Solar energy storage batteries
Solar energy storage systems based around batteries – whether Lithium-ion, lead-acid, nickel-cadmium or nickel-metal hydride – can store energy that has been captured by solar panels. We are all familiar with how batteries in our mobile phones are charged and how they release energy throughout the day, and we are becoming increasingly familiar with how electric vehicles operate after being hooked up to a battery-charging station (EV batteries can handle up to 100kWh).
Which is the best of the solar energy storage methods?
Thermal energy storage systems can reduce CO2 emissions and cut costs, but the energy can’t be stored or released at a constant temperature and a lot of energy can be used to convert solids into liquids. As for mechanical energy storage systems, flywheels can provide power quickly but can only store small amounts of energy, and pumped hydro requires access to large reservoirs which may involve building substantial dams and can be very costly to set up and operate.
By far the best of all solar energy storage methods are those that use batteries.
Lithium-ion batteries
Lead-acid batteries have been popular for years and have found many applications in solar energy storage systems. The attraction is that they are the cheapest option for solar energy storage, but they have short working lives. Also, only a relatively low percentage of energy stored in a lead-acid battery can be used, regular maintenance is required, and external venting is mandatory, which limits installation options.
By contrast, compared with lead-acid, Lithium-ion (Li-ion) batteries are recognised as offering the best option for solar energy storage batteries. These high-density, lightweight, low maintenance batteries with a small footprint are the kind that are in our mobile phones and other portable equipment. They are reliable and offer better and sustained performance over their lifetime. Li-ion batteries now represent a highly cost-effective means of solar energy storage, not least because they offer a longer cycle life and superior depth of discharge (DoD).

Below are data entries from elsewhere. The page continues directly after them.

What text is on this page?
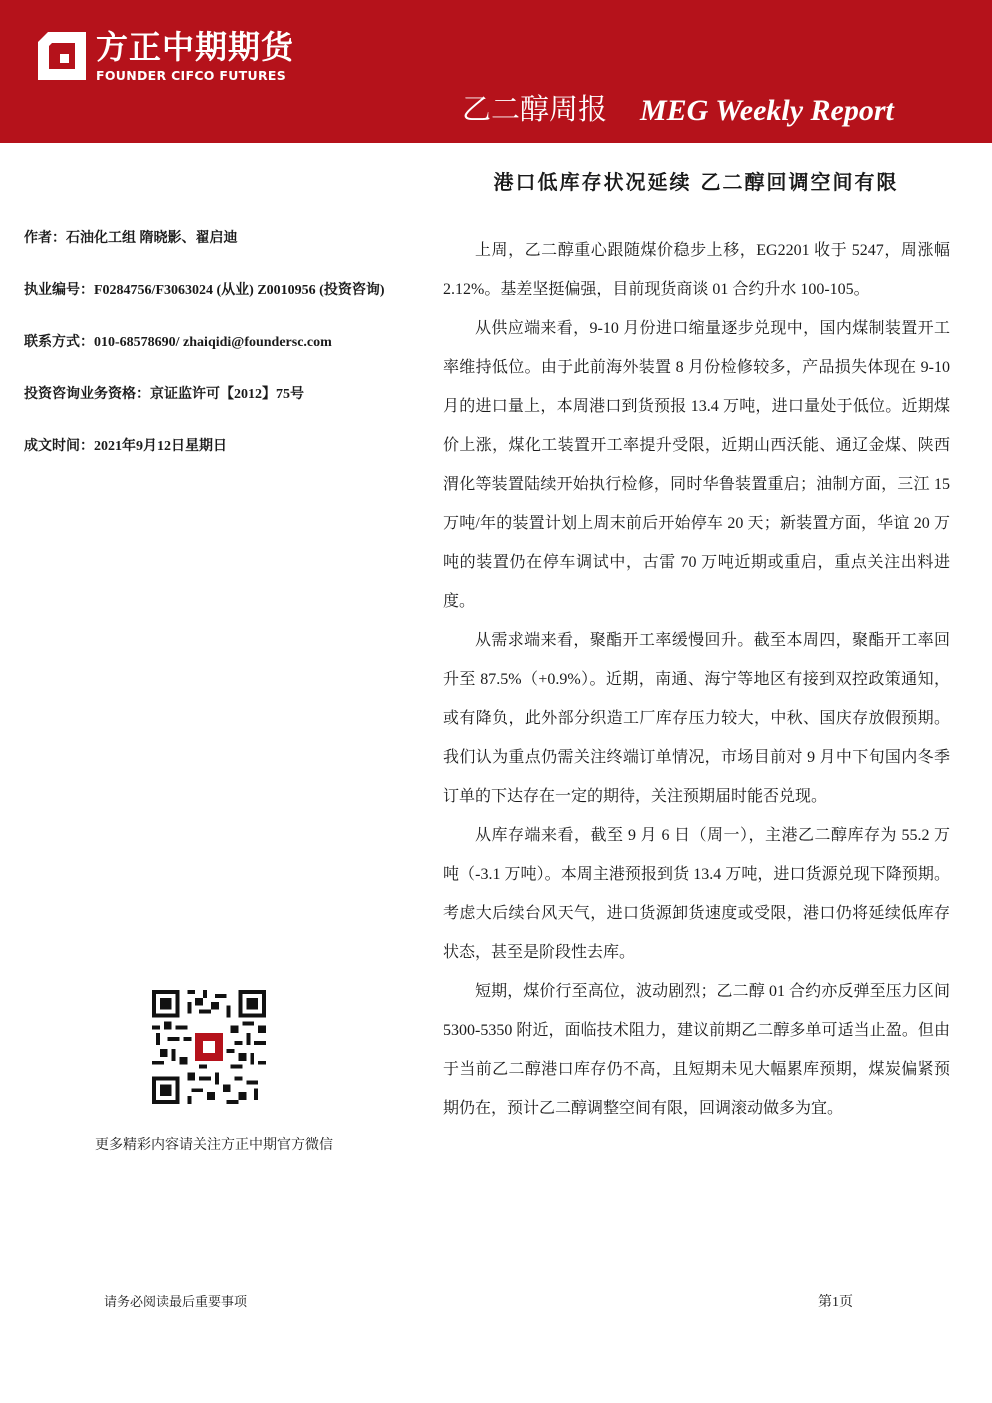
方正中期期货
FOUNDER CIFCO FUTURES
乙二醇周报 MEG Weekly Report
港口低库存状况延续 乙二醇回调空间有限
作者：石油化工组 隋晓影、翟启迪
执业编号：F0284756/F3063024 (从业) Z0010956 (投资咨询)
联系方式：010-68578690/ zhaiqidi@foundersc.com
投资咨询业务资格：京证监许可【2012】75号
成文时间：2021年9月12日星期日
更多精彩内容请关注方正中期官方微信

上周，乙二醇重心跟随煤价稳步上移，EG2201 收于 5247，周涨幅 2.12%。基差坚挺偏强，目前现货商谈 01 合约升水 100-105。

从供应端来看，9-10 月份进口缩量逐步兑现中，国内煤制装置开工率维持低位。由于此前海外装置 8 月份检修较多，产品损失体现在 9-10 月的进口量上，本周港口到货预报 13.4 万吨，进口量处于低位。近期煤价上涨，煤化工装置开工率提升受限，近期山西沃能、通辽金煤、陕西渭化等装置陆续开始执行检修，同时华鲁装置重启；油制方面，三江 15 万吨/年的装置计划上周末前后开始停车 20 天；新装置方面，华谊 20 万吨的装置仍在停车调试中，古雷 70 万吨近期或重启，重点关注出料进度。

从需求端来看，聚酯开工率缓慢回升。截至本周四，聚酯开工率回升至 87.5%（+0.9%）。近期，南通、海宁等地区有接到双控政策通知，或有降负，此外部分织造工厂库存压力较大，中秋、国庆存放假预期。我们认为重点仍需关注终端订单情况，市场目前对 9 月中下旬国内冬季订单的下达存在一定的期待，关注预期届时能否兑现。

从库存端来看，截至 9 月 6 日（周一），主港乙二醇库存为 55.2 万吨（-3.1 万吨）。本周主港预报到货 13.4 万吨，进口货源兑现下降预期。考虑大后续台风天气，进口货源卸货速度或受限，港口仍将延续低库存状态，甚至是阶段性去库。

短期，煤价行至高位，波动剧烈；乙二醇 01 合约亦反弹至压力区间 5300-5350 附近，面临技术阻力，建议前期乙二醇多单可适当止盈。但由于当前乙二醇港口库存仍不高，且短期未见大幅累库预期，煤炭偏紧预期仍在，预计乙二醇调整空间有限，回调滚动做多为宜。

请务必阅读最后重要事项	第1页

Advantages of combining storage and solar
Solar power offers a sustainable way of delivering electricity to homes, offices, and factories for the future, but without solar energy storage systems, the full benefits of solar power can never be realised. As we know, there are many times during the day when solar production is at a low level but demand for energy is high. For example, in those dark evenings when energy is needed for lights or to power construction operations or events. In short, Lithium-ion energy storage systems enable powerful solar energy to be accessed when required rather than when it is generated.
Solar energy storage systems are expensive? How much do they cost?
Photovoltaic panels can be expensive to acquire and install – actual costs depend on size of installation – so it is essential to draw out the maximum energy by connecting them to a solar energy storage system based on the very latest technology. This will ensure any photovoltaic installation operates as efficiently and cost-effectively as possible.
Relying on Li-ion energy storage systems, like Atlas Copco ZBC and ZBP models, allows users to keep costs down, with instant access to power, while achieving unrivalled levels of sustainability. These innovative energy storage solutions – which can provide over 12 hours of power from a single charge – are capable of minimising operational costs as well as Total Cost of Ownership (TCO). In addition, Atlas Copco’s energy storage systems combined with solar energy represent a 100% renewable solution.